But he and fellow warden Oyler solved the case and four people have since pleaded guilty to 20 charges and will pay a total of $17,000 in fines, court costs and veterinary bills.

The swans were found on Dec. 13 at a wastewater treatment pond in the City of Lockney east of Plainview. Evidence indicated the birds had been shot with a shotgun. After the shooting, the three that were still alive at the scene were cared for at the South Plains Wildlife Rehabilitation Center in Lubbock.

In all, three of the five birds have died and the other two have been sent back to a captive breeding program in Iowa, from which they originally were released, according to bands on their legs. The program there added $1,000 to the ’Operation Game Thief’ (Texas’ crimestoppers program) reward money of $1,000 that had been offered for information from the public that would help solve the case.

But it was solved by good old-fashioned police work this time.

During interviews, Collins talked to Harry G. Crawford, 53; James Cade Crawford, 25; Cristy Leann Crawford, 23; all from Paris, Texas and Joshua P. Lambert, 25, from Lockney.

"Eventually, I heard every kind of excuse or denial of why they did it. One said he thought they were someone’s pet ducks, which is a really a stretch to mix up these swans with ducks. But playing along anyway, I said, ’so you’d go around shooting people’s pets?’ He didn’t like that logic too much."

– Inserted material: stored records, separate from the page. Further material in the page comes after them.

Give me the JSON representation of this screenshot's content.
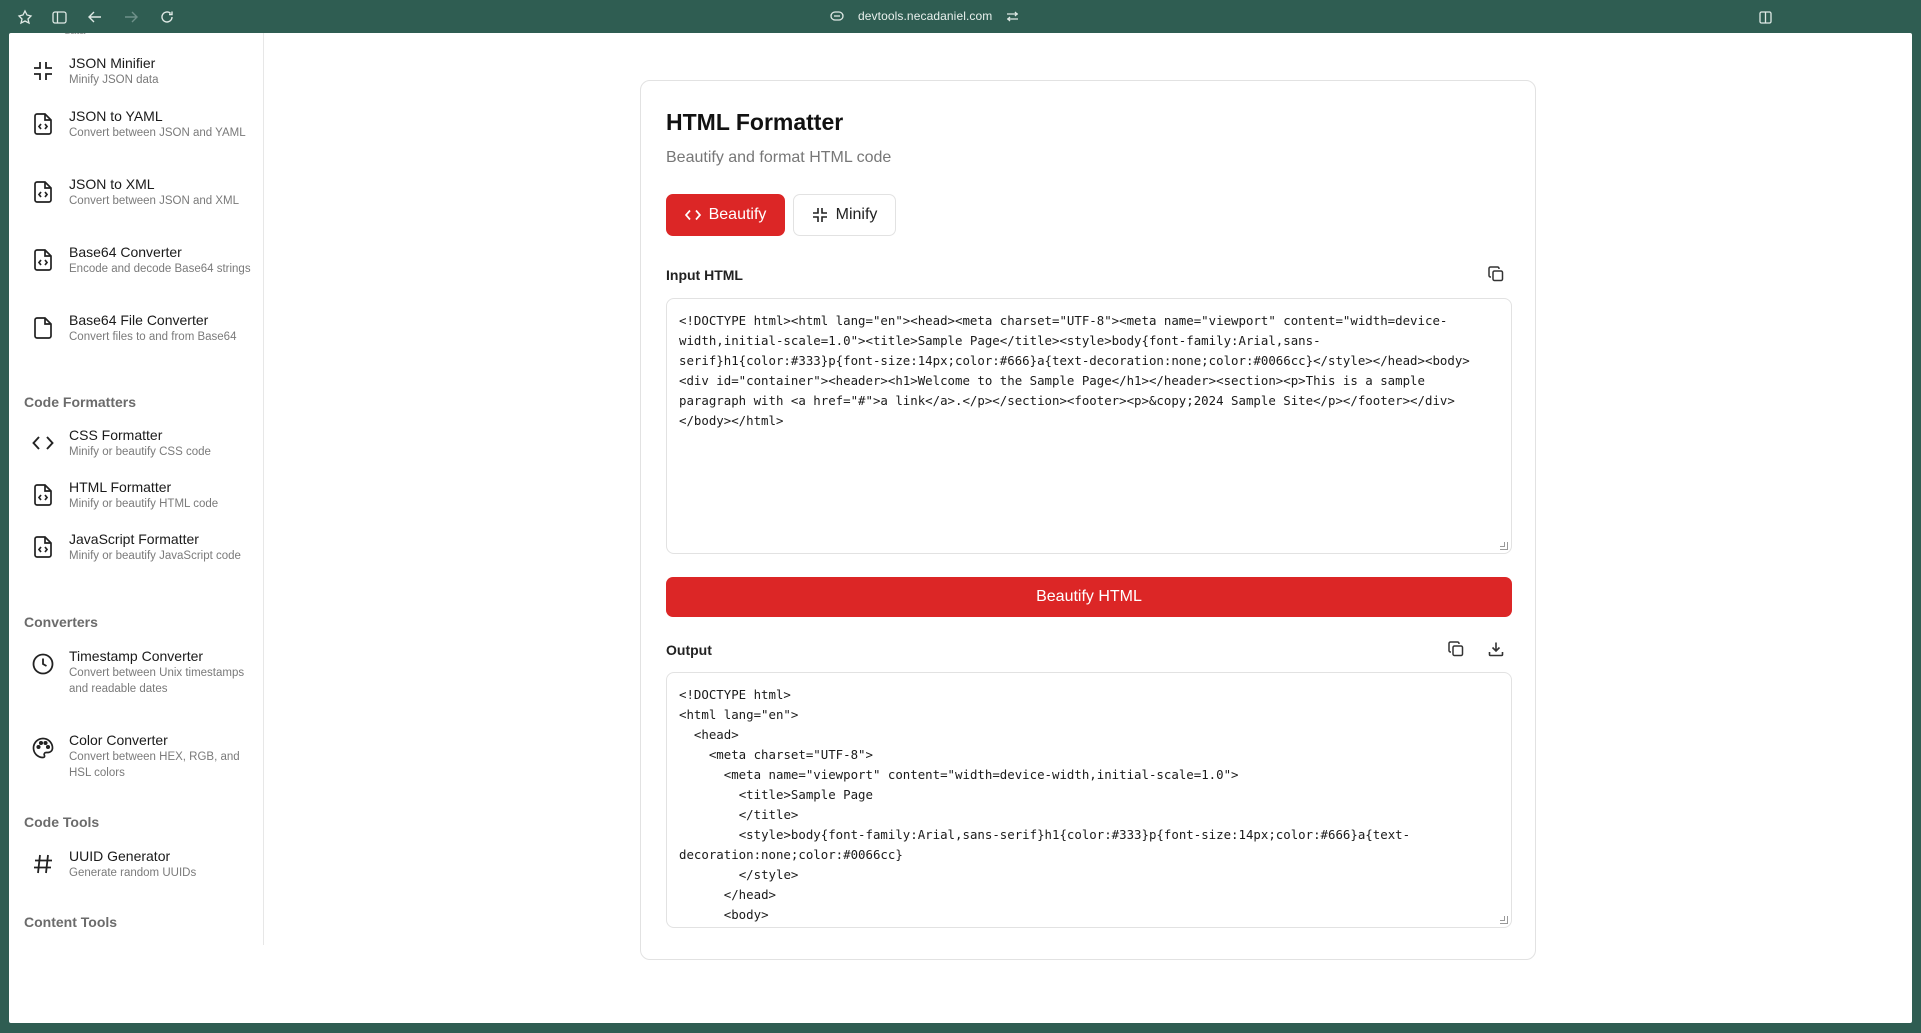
{
  "browser": {
    "url": "devtools.necadaniel.com"
  },
  "sidebar": {
    "cut_text": "data",
    "items_top": [
      {
        "title": "JSON Minifier",
        "desc": "Minify JSON data",
        "icon": "minify-icon"
      },
      {
        "title": "JSON to YAML",
        "desc": "Convert between JSON and YAML",
        "icon": "file-code-icon"
      },
      {
        "title": "JSON to XML",
        "desc": "Convert between JSON and XML",
        "icon": "file-code-icon"
      },
      {
        "title": "Base64 Converter",
        "desc": "Encode and decode Base64 strings",
        "icon": "file-code-icon"
      },
      {
        "title": "Base64 File Converter",
        "desc": "Convert files to and from Base64",
        "icon": "file-icon"
      }
    ],
    "section_code_formatters": "Code Formatters",
    "items_formatters": [
      {
        "title": "CSS Formatter",
        "desc": "Minify or beautify CSS code",
        "icon": "code-brackets-icon"
      },
      {
        "title": "HTML Formatter",
        "desc": "Minify or beautify HTML code",
        "icon": "file-code-icon"
      },
      {
        "title": "JavaScript Formatter",
        "desc": "Minify or beautify JavaScript code",
        "icon": "file-code-icon"
      }
    ],
    "section_converters": "Converters",
    "items_converters": [
      {
        "title": "Timestamp Converter",
        "desc": "Convert between Unix timestamps and readable dates",
        "icon": "clock-icon"
      },
      {
        "title": "Color Converter",
        "desc": "Convert between HEX, RGB, and HSL colors",
        "icon": "palette-icon"
      }
    ],
    "section_code_tools": "Code Tools",
    "items_code_tools": [
      {
        "title": "UUID Generator",
        "desc": "Generate random UUIDs",
        "icon": "hash-icon"
      }
    ],
    "section_content_tools": "Content Tools"
  },
  "main": {
    "title": "HTML Formatter",
    "subtitle": "Beautify and format HTML code",
    "beautify_label": "Beautify",
    "minify_label": "Minify",
    "input_label": "Input HTML",
    "input_value": "<!DOCTYPE html><html lang=\"en\"><head><meta charset=\"UTF-8\"><meta name=\"viewport\" content=\"width=device-width,initial-scale=1.0\"><title>Sample Page</title><style>body{font-family:Arial,sans-serif}h1{color:#333}p{font-size:14px;color:#666}a{text-decoration:none;color:#0066cc}</style></head><body><div id=\"container\"><header><h1>Welcome to the Sample Page</h1></header><section><p>This is a sample paragraph with <a href=\"#\">a link</a>.</p></section><footer><p>&copy;2024 Sample Site</p></footer></div></body></html>",
    "action_label": "Beautify HTML",
    "output_label": "Output",
    "output_value": "<!DOCTYPE html>\n<html lang=\"en\">\n  <head>\n    <meta charset=\"UTF-8\">\n      <meta name=\"viewport\" content=\"width=device-width,initial-scale=1.0\">\n        <title>Sample Page\n        </title>\n        <style>body{font-family:Arial,sans-serif}h1{color:#333}p{font-size:14px;color:#666}a{text-decoration:none;color:#0066cc}\n        </style>\n      </head>\n      <body>"
  },
  "colors": {
    "accent": "#dc2626",
    "chrome": "#2f5d52"
  }
}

They have each pleaded guilty to five counts of hunting a state-protected non-game migratory waterfowl (trumpeter swan), Class C misdemeanors, and were ordered to pay the maximum in fines — ($17,000).

"Folks like these give the majority of law-abiding hunters a bad rap," Collins said. "It’s hunting license dollars that pay our salaries, so we’re proud to represent the hunter conservationists when we go after the lawbreakers."